Mary Roche, 1929, photograph credit:
Bryn Mawr College Yearbook, Class of 1929
Writing exclusively on the home in the 1940’s may sound stifling (actual article titles include: Children’s Furniture, How To Judge Furniture, Modern Interiors, Decorating Ingenuity, Color Combinations), but our babe Ms. Roche totally owned it! Rich and creative in content, she wrote her pieces using the housewife’s space as a lens for in-depth and cutting-edge reports on things like contemporary trends, designers, artists, and architects, thereby allowing her readers to 1) make the hubby happy, but also 2) gain insight to a world extending far beyond the home interior.

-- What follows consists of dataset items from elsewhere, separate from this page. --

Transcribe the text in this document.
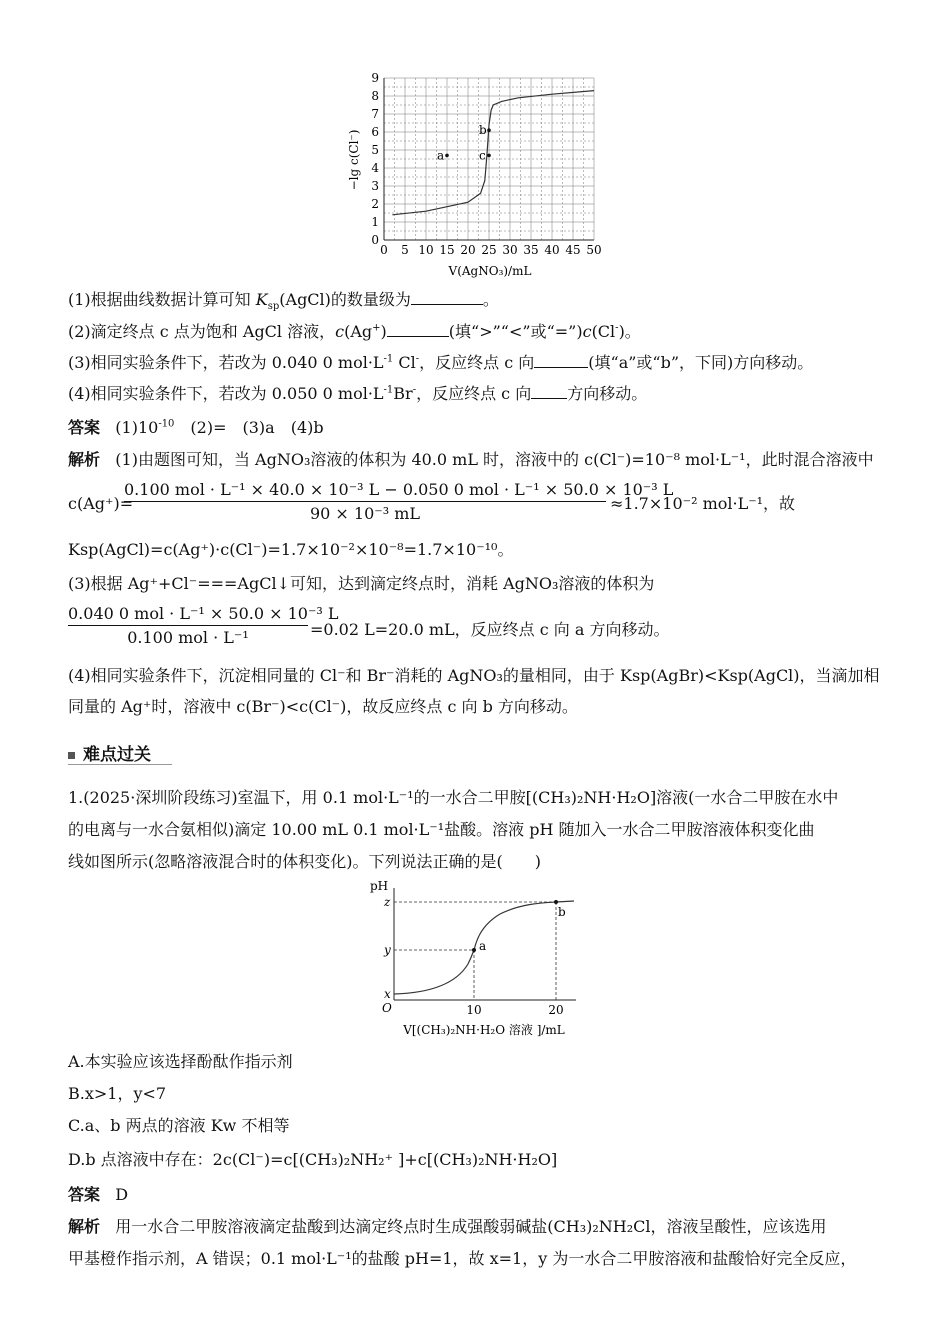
a
b
c
0 5 10 15 20 25 30 35 40 45 50
0
1
2
3
4
5
6
7
8
9
−lg c(Cl⁻)
V(AgNO₃)/mL
(1)根据曲线数据计算可知 $K_{sp}(AgCl)$的数量级为	。
(2)滴定终点 c 点为饱和 AgCl 溶液，c(Ag+)	(填“>”“<”或“=”)c(Cl-)。
(3)相同实验条件下，若改为 0.040 0 $mol\cdot L^{-1}$ Cl-，反应终点 c 向	(填“a”或“b”，下同)方向移动。
(4)相同实验条件下，若改为 0.050 0 $mol\cdot L^{-1}Br^-$，反应终点 c 向 方向移动。
答案 $(1)10^{-10}$　(2)=　(3)a　(4)b
解析 (1)由题图可知，当 AgNO₃溶液的体积为 40.0 mL 时，溶液中的 c(Cl⁻)=10⁻⁸ mol·L⁻¹，此时混合溶液中
c(Ag⁺)=
0.100 mol · L⁻¹ × 40.0 × 10⁻³ L − 0.050 0 mol · L⁻¹ × 50.0 × 10⁻³ L
90 × 10⁻³ mL
≈1.7×10⁻² mol·L⁻¹，故
Ksp(AgCl)=c(Ag⁺)·c(Cl⁻)=1.7×10⁻²×10⁻⁸=1.7×10⁻¹⁰。
(3)根据 Ag⁺+Cl⁻===AgCl↓可知，达到滴定终点时，消耗 AgNO₃溶液的体积为
0.040 0 mol · L⁻¹ × 50.0 × 10⁻³ L
0.100 mol · L⁻¹	=0.02 L=20.0 mL，反应终点 c 向 a 方向移动。
(4)相同实验条件下，沉淀相同量的 Cl⁻和 Br⁻消耗的 AgNO₃的量相同，由于 Ksp(AgBr)<Ksp(AgCl)，当滴加相
同量的 Ag⁺时，溶液中 c(Br⁻)<c(Cl⁻)，故反应终点 c 向 b 方向移动。
难点过关
1.(2025·深圳阶段练习)室温下，用 0.1 mol·L⁻¹的一水合二甲胺[(CH₃)₂NH·H₂O]溶液(一水合二甲胺在水中
的电离与一水合氨相似)滴定 10.00 mL 0.1 mol·L⁻¹盐酸。溶液 pH 随加入一水合二甲胺溶液体积变化曲
线如图所示(忽略溶液混合时的体积变化)。下列说法正确的是(　　)
pH
z
y
x
O	10	20
a
b
V[(CH₃)₂NH·H₂O 溶液 ]/mL
A.本实验应该选择酚酞作指示剂
B.x>1，y<7
C.a、b 两点的溶液 Kw 不相等
D.b 点溶液中存在：2c(Cl⁻)=c[(CH₃)₂NH₂⁺ ]+c[(CH₃)₂NH·H₂O]
答案 D
解析 用一水合二甲胺溶液滴定盐酸到达滴定终点时生成强酸弱碱盐(CH₃)₂NH₂Cl，溶液呈酸性，应该选用
甲基橙作指示剂，A 错误；0.1 mol·L⁻¹的盐酸 pH=1，故 x=1，y 为一水合二甲胺溶液和盐酸恰好完全反应，
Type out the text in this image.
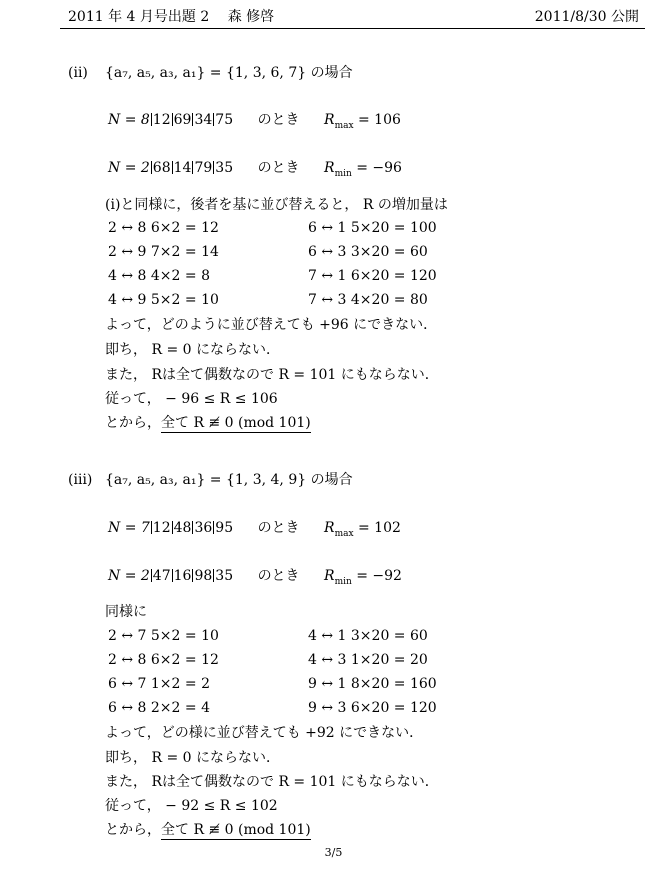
2011 年 4 月号出題 2　 森 修啓	2011/8/30 公開
(ⅱ) {a₇, a₅, a₃, a₁} = {1, 3, 6, 7} の場合
N = 8 12 69 34 75 のとき $R_{max} = 106$
N = 2 68 14 79 35 のとき $R_{min} = -96$
(ⅰ)と同様に，後者を基に並び替えると， R の増加量は
2 ↔ 8 6×2 = 12	6 ↔ 1 5×20 = 100
2 ↔ 9 7×2 = 14	6 ↔ 3 3×20 = 60
4 ↔ 8 4×2 = 8	7 ↔ 1 6×20 = 120
4 ↔ 9 5×2 = 10	7 ↔ 3 4×20 = 80
よって，どのように並び替えても +96 にできない．
即ち， R = 0 にならない．
また， Rは全て偶数なので R = 101 にもならない．
従って， − 96 ≤ R ≤ 106
とから，全て R ≢ 0 (mod 101)
(ⅲ) {a₇, a₅, a₃, a₁} = {1, 3, 4, 9} の場合
N = 7 12 48 36 95 のとき $R_{max} = 102$
N = 2 47 16 98 35 のとき $R_{min} = -92$
同様に
2 ↔ 7 5×2 = 10	4 ↔ 1 3×20 = 60
2 ↔ 8 6×2 = 12	4 ↔ 3 1×20 = 20
6 ↔ 7 1×2 = 2	9 ↔ 1 8×20 = 160
6 ↔ 8 2×2 = 4	9 ↔ 3 6×20 = 120
よって，どの様に並び替えても +92 にできない．
即ち， R = 0 にならない．
また， Rは全て偶数なので R = 101 にもならない．
従って， − 92 ≤ R ≤ 102
とから，全て R ≢ 0 (mod 101)
3/5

For the New York Times Roche both covered and interviewed creative figureheads like Skidmore, Owings & Merrill, Charles Eames, Dorothy Liebes, Egmont Arens, Raymond Loewy, Eero Saarinen, and George Nelson for Herman Miller to write on topics like bathroom design, children’s furniture design, DIY design, safety design, sound absorption design, fabric design, designing a room for your guest when there is no room, cordless iron design, knife design, refrigerator design, even low-cost housing design. Whew. I’m going to stop there.
In 1944, our girl received first prize in the annual Dorothy Dawe-American Furniture Mart Awards. You go, LADY! Roche also served as news editor for House Beautiful, managing director for Charm Magazine, and finally, she served as managing editor for House and Garden from 1958 until retiring in 1971. Ms. Roche died in 1977 at 69 years old.